One doctor attributes a high toll to dehydration:
Chronic pain, arthritis, asthma, and even an increased risk of heart disease and depression. "Chronic dehydration is the cause of 98 percent of all disease and discomfort," says Fereydoon Batmanghelidj, M.D., a retired physician living in Falls Church, Va. In his book Your Body's Many Cries for Water (Global Health Solutions, Inc., 1997) [ 1 ] Your Body's Many Cries for Water: You're Not Sick; You're Thirsty: Don't Treat Thirst with Medications
ISBN-13: 978-0970245885 , he claims that drinking approximately two liters of water a day (equal to about eight 8-ounce glasses, the standard recommendation) is the key to preventing and curing all illness.
Batmanghelidj discovered the healing powers of water while held as a political prisoner in Iran from 1979 to 1982. He acted as resident doctor to his fellow prisoners with virtually no medication at his disposal. "I cured 3,000 peptic ulcer patients in the prison by prescribing only water," he says. "My success rate was 100 percent."

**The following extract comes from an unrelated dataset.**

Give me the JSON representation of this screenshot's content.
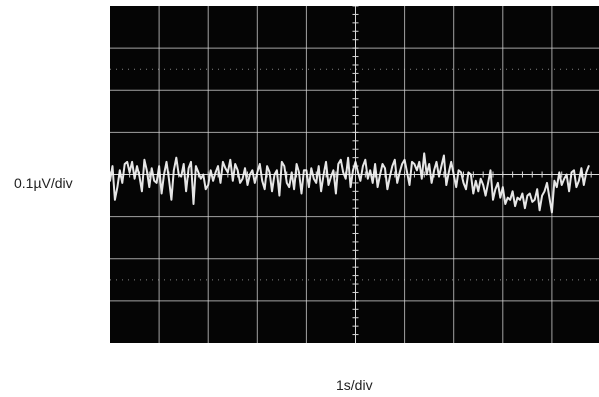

That statistic, however, appears to be the only research backing up this doctor's claims. In the September 1998 issue of the University of California, Berkeley Wellness Letter, the editors dispute most of the healing powers that Batmanghelidj has attributed to water. "None of this is based on scientific research," the editors write. "Water, though essential, is not a panacea. It won't cure ulcers, lower blood pressure, or prevent heart attack."